In 1999, the government of the Western Cape Province, South Africa, entered into a partnership with Médecins Sans Frontières (MSF) to provide HIV treatment through public health clinics in the peri-urban settlement of Khayelitsha. From 2000 onwards, this partnership ran
South Africa's first antiretroviral treatment (ART) programme. Due to the province's limited experience (as of 1999) in implementing and monitoring an ART programme, and the National Department of Health's opposition to the public provision of ART, this partnership was instrumental in piloting
and later scaling-up the Western Cape's ART programme. Numerous studies have documented this pilot ART programme from a health system or clinical perspective. This study instead used qualitative methods to examine the factors that facilitated the public provision of ART in the Western Cape.

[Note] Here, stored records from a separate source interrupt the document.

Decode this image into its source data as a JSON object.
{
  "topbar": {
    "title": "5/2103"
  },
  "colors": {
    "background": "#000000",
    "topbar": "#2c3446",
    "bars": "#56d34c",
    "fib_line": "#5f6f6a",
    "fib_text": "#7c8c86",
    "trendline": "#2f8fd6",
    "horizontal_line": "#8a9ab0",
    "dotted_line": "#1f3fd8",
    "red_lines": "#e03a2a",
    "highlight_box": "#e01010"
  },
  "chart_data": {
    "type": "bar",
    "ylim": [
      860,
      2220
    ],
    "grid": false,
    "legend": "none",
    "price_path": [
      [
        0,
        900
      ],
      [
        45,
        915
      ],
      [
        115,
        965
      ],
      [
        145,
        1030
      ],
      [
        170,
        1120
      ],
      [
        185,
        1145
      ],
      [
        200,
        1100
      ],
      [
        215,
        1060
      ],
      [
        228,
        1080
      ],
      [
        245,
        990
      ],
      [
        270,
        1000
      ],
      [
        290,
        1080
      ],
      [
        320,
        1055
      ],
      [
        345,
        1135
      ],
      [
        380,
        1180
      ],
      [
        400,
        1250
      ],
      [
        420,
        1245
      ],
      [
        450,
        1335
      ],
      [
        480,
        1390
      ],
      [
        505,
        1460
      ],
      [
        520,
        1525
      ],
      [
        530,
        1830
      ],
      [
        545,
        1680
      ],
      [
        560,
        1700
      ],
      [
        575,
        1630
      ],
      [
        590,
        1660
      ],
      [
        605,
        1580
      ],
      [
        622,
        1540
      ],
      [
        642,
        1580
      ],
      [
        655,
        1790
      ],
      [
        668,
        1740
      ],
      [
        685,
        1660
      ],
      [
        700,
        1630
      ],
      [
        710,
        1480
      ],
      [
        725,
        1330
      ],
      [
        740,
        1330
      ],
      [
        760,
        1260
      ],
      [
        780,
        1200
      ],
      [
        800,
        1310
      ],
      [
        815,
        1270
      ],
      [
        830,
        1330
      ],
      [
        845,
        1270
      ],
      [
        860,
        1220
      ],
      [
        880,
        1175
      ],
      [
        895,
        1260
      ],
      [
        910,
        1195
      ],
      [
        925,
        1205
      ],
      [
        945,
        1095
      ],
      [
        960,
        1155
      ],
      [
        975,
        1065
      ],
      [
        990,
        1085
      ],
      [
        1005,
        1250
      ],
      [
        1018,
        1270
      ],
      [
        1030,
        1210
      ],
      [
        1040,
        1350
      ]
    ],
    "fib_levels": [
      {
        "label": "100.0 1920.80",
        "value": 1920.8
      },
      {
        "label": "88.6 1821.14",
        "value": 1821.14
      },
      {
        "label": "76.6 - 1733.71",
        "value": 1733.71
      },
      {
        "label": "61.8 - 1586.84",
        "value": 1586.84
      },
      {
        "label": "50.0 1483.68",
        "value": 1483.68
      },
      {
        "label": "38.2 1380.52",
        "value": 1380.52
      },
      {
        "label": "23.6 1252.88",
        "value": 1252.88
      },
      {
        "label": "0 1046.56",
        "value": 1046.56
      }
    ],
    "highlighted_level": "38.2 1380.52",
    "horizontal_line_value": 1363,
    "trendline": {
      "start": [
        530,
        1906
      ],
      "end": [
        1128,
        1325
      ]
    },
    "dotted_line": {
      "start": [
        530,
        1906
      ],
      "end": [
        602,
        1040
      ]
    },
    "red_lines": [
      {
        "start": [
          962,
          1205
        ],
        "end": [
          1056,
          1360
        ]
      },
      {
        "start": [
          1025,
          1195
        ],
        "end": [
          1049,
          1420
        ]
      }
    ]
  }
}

With reference to the role of partnerships in piloting new health interventions, the article explores the partnership that was established between the provincial government, civil society organisations, research institutes, and service providers to support the public provision of ART in Khayelitsha.
This partnership has demonstrated that ART programmes can be implemented successfully within resource-constrained settings, achieving high levels of treatment adherence, low rates of loss to follow-up and excellent health outcomes. Lessons from the partnership's components and strategies are
therefore of vital significance to realising the roll-out of ART programmes in various contexts across the developing world, demonstrating the crucial role of collaboration and integration in the establishment and maintenance of these programmes.